Mark Appel, RHP, Astros:
Perhaps no prospect was as divisive as Appel throughout the season, drawing wide-ranging reviews from evaluators on both ends of the spectrum. The stuff took a reported step forward at the end of the year upon reaching Double-A after his brutal stint in the Cal League. The 6-foot-5, 225-pound righty has an ideal body for a starting pitcher with broad shoulders, a high waist, and a muscular lower half. From the windup, Appel begins with his hands at his waist and brings them to his shoulder as he reaches max leg lift. He drops and drives down the mound, generating momentum and separation between his upper and lower body, firming up his glove in front of his letters at release. His arm action is free and easy, swinging it low before exhibiting a standard elbow climb to a slightly higher than three-quarters arm slot, decelerating well post-release as he falls off toward the first base side of the mound.
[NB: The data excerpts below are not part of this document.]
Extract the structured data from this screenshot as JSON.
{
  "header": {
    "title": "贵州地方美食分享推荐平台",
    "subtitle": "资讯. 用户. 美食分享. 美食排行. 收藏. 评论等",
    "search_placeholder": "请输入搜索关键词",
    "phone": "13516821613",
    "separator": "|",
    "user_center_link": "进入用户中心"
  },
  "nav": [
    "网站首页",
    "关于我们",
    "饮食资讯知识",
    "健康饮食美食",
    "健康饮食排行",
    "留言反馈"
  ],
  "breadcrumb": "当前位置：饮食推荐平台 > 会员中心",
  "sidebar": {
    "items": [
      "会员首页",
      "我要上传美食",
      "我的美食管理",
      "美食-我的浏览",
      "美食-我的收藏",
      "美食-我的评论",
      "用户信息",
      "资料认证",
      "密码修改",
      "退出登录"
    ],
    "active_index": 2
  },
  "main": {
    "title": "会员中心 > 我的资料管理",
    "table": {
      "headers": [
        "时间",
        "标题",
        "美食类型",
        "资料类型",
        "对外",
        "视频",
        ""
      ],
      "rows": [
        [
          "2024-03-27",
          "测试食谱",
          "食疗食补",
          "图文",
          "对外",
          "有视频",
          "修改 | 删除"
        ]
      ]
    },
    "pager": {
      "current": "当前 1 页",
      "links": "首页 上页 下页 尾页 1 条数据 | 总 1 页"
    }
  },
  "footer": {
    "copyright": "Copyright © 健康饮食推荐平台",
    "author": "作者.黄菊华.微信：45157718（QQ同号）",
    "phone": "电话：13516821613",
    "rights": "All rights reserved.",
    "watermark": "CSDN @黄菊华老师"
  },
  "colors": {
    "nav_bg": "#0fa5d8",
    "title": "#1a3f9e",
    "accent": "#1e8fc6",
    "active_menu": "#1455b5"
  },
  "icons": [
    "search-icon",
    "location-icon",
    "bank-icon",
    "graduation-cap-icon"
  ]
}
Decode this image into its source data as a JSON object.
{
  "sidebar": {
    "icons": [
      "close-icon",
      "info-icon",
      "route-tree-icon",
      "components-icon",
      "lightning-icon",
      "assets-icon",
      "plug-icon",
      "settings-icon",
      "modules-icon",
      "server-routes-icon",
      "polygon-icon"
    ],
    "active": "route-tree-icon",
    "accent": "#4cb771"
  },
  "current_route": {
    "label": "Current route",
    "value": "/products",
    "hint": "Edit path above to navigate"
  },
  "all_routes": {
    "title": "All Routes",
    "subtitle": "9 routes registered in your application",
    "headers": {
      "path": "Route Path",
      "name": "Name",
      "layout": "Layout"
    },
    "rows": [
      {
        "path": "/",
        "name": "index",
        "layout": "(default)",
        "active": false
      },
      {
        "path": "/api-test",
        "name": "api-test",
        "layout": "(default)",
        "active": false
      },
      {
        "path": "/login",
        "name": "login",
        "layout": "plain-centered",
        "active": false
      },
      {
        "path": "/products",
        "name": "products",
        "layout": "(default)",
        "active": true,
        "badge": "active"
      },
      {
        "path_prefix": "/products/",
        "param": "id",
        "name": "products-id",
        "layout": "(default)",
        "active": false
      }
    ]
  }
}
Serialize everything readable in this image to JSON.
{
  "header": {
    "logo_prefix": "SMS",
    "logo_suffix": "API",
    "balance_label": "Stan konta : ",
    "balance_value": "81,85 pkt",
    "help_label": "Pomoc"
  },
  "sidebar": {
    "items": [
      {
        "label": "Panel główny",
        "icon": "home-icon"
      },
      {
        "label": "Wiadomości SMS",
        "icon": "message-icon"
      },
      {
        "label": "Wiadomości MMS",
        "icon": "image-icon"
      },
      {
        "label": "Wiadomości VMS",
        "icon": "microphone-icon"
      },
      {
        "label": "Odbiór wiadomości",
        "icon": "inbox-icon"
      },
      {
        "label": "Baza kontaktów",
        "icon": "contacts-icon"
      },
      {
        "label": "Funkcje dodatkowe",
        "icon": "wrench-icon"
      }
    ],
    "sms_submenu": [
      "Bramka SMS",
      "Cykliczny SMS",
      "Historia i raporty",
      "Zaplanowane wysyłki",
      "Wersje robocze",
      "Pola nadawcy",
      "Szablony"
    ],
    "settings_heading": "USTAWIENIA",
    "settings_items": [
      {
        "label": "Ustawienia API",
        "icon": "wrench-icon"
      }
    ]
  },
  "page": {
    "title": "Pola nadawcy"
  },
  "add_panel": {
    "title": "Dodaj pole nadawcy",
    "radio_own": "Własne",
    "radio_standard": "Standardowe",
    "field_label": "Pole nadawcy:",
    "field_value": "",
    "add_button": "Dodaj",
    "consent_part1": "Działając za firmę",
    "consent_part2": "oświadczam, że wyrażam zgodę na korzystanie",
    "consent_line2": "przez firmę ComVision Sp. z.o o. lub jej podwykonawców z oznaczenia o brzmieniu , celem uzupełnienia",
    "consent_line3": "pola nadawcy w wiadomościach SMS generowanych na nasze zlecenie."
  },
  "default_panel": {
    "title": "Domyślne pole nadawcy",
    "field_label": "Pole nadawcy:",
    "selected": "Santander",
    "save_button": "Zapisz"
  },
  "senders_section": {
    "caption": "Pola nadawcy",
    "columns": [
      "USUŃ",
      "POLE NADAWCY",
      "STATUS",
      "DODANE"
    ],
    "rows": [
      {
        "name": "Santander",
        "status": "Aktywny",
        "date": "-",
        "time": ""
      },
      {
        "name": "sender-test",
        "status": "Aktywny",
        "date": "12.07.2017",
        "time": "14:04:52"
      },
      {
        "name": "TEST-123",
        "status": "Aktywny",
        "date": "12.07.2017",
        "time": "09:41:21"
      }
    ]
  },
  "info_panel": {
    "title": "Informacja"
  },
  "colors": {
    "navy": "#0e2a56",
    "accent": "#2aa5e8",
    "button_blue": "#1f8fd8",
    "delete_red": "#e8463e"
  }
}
In a Friday afternoon start against Scottsdale, the Salt River starter turned in a performance that can be viewed as a microcosm of his professional career to date. He came out firing in the first, sitting in the mid 90s out of the gate and living 96-98 mph as the inning progressed. He commanded his fastball and generated whiffs and weak contact, looking every bit the part of an electric front-of-the-rotation starter. He wasn’t as sharp in the second, losing a few ticks on his fastball and losing his command and release point when forced to go to his secondary offerings. After a long layoff prior to his third inning of work, Appel came out flat and struggled mightily to locate with both his fastball and secondary offerings. His fastball velocity also dipped into the low 90s when he was forced into the stretch with little to no command of the offering, as he appeared to be rushing down the mound and not utilizing his lower half. With no ability to manipulate the fastball within the zone, Appel relied heavily on his slider as a get-me-over offering and became rather predictable with his sequencing. His fourth inning of work was largely uneventful, but he was pulled after facing three hitters in the fifth without recording an out.